Today, I did something I had spent the past couple of weeks bitching people out for doing. I walked out of a hockey game early, just because my team was losing, and I knew they were going to lose the game entirely, and I just couldn't watch it happen.
So, I'm a hypocrite. However, I'm a sympathetic hypocrite. Getting into hockey over the past few weeks has been a lesson in transference. Once you start caring about the sport, the guys on the screen aren't just a random collection of guys with skills and high salaries. They're a representative of you! They play well, and you have hope for your future.

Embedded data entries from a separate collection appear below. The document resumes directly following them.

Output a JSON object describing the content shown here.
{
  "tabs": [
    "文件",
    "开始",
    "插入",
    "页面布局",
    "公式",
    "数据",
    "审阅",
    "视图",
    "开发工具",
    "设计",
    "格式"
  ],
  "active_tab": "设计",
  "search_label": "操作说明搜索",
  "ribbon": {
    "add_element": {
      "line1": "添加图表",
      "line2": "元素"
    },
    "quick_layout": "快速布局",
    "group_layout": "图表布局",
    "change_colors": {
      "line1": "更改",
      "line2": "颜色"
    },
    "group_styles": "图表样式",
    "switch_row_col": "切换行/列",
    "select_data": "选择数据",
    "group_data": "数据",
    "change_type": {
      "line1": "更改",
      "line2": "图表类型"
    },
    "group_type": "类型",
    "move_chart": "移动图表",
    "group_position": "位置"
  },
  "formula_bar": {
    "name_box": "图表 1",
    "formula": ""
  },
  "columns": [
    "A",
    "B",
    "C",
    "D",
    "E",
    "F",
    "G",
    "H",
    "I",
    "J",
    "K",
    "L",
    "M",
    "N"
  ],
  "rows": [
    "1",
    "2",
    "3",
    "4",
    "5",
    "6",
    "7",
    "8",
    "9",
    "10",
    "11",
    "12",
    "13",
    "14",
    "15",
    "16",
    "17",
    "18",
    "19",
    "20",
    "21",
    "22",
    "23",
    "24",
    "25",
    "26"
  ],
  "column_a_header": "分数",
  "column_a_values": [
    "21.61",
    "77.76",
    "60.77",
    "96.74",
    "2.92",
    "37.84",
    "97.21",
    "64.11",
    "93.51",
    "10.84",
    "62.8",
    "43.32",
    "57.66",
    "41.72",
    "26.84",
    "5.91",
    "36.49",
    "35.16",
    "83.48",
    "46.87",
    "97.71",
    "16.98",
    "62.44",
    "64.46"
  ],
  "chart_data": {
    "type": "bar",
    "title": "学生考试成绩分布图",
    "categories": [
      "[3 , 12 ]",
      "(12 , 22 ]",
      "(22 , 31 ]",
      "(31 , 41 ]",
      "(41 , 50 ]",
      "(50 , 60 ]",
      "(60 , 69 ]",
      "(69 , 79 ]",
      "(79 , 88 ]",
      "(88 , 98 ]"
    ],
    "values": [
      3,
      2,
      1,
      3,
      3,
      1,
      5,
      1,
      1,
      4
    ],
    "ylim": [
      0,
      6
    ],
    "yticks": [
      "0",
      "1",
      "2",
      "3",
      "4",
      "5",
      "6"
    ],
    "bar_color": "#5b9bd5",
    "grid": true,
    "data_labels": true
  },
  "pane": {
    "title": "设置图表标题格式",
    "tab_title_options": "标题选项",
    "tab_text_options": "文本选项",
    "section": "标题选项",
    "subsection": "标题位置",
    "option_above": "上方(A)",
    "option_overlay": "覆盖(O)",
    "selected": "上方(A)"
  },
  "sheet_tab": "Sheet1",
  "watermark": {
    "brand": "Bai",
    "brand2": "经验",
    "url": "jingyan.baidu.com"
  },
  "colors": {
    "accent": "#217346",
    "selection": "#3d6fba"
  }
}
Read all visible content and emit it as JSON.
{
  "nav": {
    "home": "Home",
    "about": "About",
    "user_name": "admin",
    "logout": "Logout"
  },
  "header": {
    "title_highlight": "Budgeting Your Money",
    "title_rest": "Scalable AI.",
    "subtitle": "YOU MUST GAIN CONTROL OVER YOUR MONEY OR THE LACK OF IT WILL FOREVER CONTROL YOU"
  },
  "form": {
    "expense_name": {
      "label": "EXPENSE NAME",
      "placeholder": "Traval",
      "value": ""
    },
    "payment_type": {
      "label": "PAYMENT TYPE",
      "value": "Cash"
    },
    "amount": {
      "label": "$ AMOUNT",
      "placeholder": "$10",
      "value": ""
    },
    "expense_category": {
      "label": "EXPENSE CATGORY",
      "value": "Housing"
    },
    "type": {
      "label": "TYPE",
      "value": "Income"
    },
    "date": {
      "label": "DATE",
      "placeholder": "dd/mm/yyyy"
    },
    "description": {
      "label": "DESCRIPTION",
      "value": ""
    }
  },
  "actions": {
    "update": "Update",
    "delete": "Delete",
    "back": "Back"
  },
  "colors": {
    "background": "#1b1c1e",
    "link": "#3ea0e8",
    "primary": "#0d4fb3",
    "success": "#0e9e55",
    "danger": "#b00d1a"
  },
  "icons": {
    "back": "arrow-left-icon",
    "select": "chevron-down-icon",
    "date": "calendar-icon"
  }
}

They play poorly, and suddenly your streak of bad luck stretches all the way to the TV screen and you have to turn it off.
However, you've already started to behave in completely irrational ways. You start bargaining. "Let them win this game and it will make up for the crappy interview and terrible day I just had. Let them lose and I'll realize that I'm cursed."However, this makes no sense. First of all, there are dozens of fans on the other side doing the exact same thing. Are you praying in Montreal? Then somebody in Philly probably did the same thing. And, judging from tonight's score, it seems like they did a better job than you.
Clearly, it's mostly up to the people on the ice, as well as people behind the bench whether your team wins or loses, no matter how much you hope, pray and wear the hell out of your jersey. So why bother? Why should I have bothered to stay for the rest of the game?
First of all, there are the standard reasons. Sports end up connecting you, just like the shoe commercials predict. Trite, but true. I watched Montreal beat Washington, eating pickled eggs in a tavern, yelling just as loudly as the rest of the people there even though I was English* and under 45 years old. It's also good conversation fodder when you're on breaks at work. And there's something heartwarming about seeing entire metro cars turned red because everyone has their Habs gear on after a win.
Then there's the other reason. It's about perseverance. No matter how much they're sucking, teams can't just go home before the final buzzer sounds. And even once it does, they'll just be back next year. It's Sisyphean - and, since we're going that far - a lesson in existentialism.
Unless, of course, someone sells your team and then they end up moving. In which case, maybe you really are cursed.